The Perception
Jim Linford, semi-retire appellate attorney, writes in the October 10 online issue of the Marin Independent Journal about his perception of what the Court of Appeals for the 9th Circuit judges agreed on in their 2-1 ruling against Drakes Bay Oyster Company's continued commercial operation within Drakes Estero, part of the Phillip Burton Wilderness. In his opinion piece he writes on his belief that all judges agreed on what the "intent" of Congress was decades ago when the Phillip Burton Wilderness was created. In support of this belief he lifts part of one sentence from the decision and includes it in his writing:
The dissent fully develops this understanding of the original congressional intent, and the majority acknowledges "the accuracy of the dissent's recitation of the legislative history of the 1976 Act." [The Point Reyes National Seashore]Marin County Fog
In resolving the issue of whether the Secretary of the Interior had the discretion to issue or not issue a special use permit, selectively pulling pieces of relevant documents (in this case the Court's decision) fogs the reality of the decision. Mr Linford neglects to point out that the decision also contained this paragraph written by the majority, specifically focused on the relevance of the minority's idea of what may have been the "intent" of Congress:
As they note, whatever the perceived "intent" of Congress one may have, and whether it was accurately recited or not, it is irrelevant to whether the Secretary had the discretion to issue a permit. The majority writes clearly and forcibly:The dissent’s reliance on decades-old legislative pronouncements about the Johnson oyster farm for the proposition that Section 124 was intended to foreclose the Secretary from considering his department’s own policies with regard to Drakes Bay stretches even the most liberal use of legislative history to the breaking point. “[U]nenacted approvals, beliefs, and desires are not laws.” Puerto Rico Dep’t of Consumer Affairs v. Isla Petroleum Corp., 485 U.S. 495, 501 (1988). (emphasis added)
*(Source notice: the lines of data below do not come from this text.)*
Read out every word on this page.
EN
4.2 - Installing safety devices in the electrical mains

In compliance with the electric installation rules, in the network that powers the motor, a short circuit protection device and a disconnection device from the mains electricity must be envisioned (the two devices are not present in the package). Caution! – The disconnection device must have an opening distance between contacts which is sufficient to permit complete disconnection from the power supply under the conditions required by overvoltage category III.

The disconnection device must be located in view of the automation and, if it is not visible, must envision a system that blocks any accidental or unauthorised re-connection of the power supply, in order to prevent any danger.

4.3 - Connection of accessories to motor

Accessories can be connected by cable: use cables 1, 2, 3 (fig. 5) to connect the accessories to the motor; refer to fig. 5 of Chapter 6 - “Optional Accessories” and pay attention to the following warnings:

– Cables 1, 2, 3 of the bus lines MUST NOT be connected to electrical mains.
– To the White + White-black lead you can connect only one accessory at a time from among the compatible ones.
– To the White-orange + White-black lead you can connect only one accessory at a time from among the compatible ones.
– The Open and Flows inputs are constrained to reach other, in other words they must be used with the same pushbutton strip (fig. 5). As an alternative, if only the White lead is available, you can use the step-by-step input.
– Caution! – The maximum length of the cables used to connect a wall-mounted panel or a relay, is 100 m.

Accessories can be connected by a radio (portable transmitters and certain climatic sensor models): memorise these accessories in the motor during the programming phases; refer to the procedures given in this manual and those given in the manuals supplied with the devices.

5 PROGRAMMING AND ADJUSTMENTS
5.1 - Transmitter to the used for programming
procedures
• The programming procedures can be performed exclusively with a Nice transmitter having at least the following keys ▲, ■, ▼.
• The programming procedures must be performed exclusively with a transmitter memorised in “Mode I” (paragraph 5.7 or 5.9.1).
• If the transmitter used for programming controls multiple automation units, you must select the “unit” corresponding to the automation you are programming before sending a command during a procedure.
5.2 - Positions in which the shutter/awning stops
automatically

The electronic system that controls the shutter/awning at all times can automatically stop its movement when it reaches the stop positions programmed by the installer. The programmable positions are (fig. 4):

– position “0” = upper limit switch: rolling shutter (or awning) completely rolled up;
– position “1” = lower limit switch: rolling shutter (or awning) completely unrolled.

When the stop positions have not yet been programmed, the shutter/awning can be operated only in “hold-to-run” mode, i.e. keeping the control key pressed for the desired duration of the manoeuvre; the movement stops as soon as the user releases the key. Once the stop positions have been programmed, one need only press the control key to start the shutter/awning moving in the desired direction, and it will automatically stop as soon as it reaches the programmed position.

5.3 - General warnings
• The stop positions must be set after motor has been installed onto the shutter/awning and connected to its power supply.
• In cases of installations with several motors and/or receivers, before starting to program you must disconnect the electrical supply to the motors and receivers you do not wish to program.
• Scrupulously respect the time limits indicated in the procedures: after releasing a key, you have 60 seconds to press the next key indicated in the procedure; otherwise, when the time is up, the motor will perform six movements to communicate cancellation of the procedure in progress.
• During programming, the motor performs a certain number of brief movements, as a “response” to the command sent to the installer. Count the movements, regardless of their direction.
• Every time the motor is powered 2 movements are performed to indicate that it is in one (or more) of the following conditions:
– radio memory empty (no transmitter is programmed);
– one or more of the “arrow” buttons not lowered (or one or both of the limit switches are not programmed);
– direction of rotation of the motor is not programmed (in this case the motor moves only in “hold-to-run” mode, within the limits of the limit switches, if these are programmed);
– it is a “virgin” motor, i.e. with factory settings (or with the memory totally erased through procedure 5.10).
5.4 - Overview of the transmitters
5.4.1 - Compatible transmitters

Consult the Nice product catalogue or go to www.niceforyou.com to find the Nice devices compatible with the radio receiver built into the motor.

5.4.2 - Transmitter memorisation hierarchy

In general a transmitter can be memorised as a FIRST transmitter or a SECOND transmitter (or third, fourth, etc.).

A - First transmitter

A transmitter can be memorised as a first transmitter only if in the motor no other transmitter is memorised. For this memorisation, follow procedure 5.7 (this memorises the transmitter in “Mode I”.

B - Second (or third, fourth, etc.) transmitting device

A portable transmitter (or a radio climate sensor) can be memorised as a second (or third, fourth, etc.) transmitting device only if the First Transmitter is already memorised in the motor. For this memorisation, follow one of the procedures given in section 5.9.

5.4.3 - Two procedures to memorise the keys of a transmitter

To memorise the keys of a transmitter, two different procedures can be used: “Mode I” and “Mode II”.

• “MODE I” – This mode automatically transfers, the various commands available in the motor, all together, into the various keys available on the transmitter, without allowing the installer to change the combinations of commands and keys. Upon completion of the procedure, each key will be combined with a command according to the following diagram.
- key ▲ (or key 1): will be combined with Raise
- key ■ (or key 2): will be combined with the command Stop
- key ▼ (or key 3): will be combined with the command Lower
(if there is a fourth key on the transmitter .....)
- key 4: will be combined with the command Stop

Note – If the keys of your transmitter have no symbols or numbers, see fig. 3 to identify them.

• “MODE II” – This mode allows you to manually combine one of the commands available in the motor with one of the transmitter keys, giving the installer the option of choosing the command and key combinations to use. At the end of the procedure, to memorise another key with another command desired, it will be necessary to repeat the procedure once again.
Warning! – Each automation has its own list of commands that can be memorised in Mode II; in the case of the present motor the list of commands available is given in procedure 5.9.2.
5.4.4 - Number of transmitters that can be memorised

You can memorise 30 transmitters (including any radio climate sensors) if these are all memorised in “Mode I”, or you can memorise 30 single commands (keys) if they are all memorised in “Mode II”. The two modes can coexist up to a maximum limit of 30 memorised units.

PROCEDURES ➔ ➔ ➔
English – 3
Regardless of the accuracy of the dissent’s recitation of the legislative history of the 1976 Act, the dissent’s citation to congressional statements in support of designating Drakes Estero as wilderness in 1976 do not reliably reflect that the Congress that enacted Section 124 was of the dissent’s view that Drakes Bay’s operations were “not an ‘obstacle’ to converting Drakes Estero to wilderness status.”Planting Ideas in the Record Does Not Grow a Law
Relying on snippets pulled from letters submitted or read into the record during the creation of a bill is a far cry from what is actually written, voted on and signed by the President. As United States Supreme Court Justice Antonin Scalia has noted, "legislative intent" is often created by proponents of a bill to persuade a court to interpret the statute in a way that they were not able to persuade the legislative body to adopt when passing the bill. He believed it was "...legal fiction that committee reports reflect congressional intent." Milavetz, Gallop & Milavetz v. United States (08-1119. He wrote further:
"...it is utterly impossible to discern what the Members of Congress intended except to the extent that intent is manifested in the only remnant of 'history' that bears the unanimous endorsement of the majority in each House: the text of the enrolled bill that became law." Graham County Soil, No. 08-304, slip op. at 12. (emphasis added)
The Wilderness Act as Law is Clear
Finally, Mr Linfield's attempt to redefine the "intent" of the Wilderness Act as being lands set aside to be viewed from "...behind a brass railing and a thick glass window..." only helps the thrust of public relations firms and lobbyists to create a corporate definition of "wilderness" far different than the law written, passed and signed into law.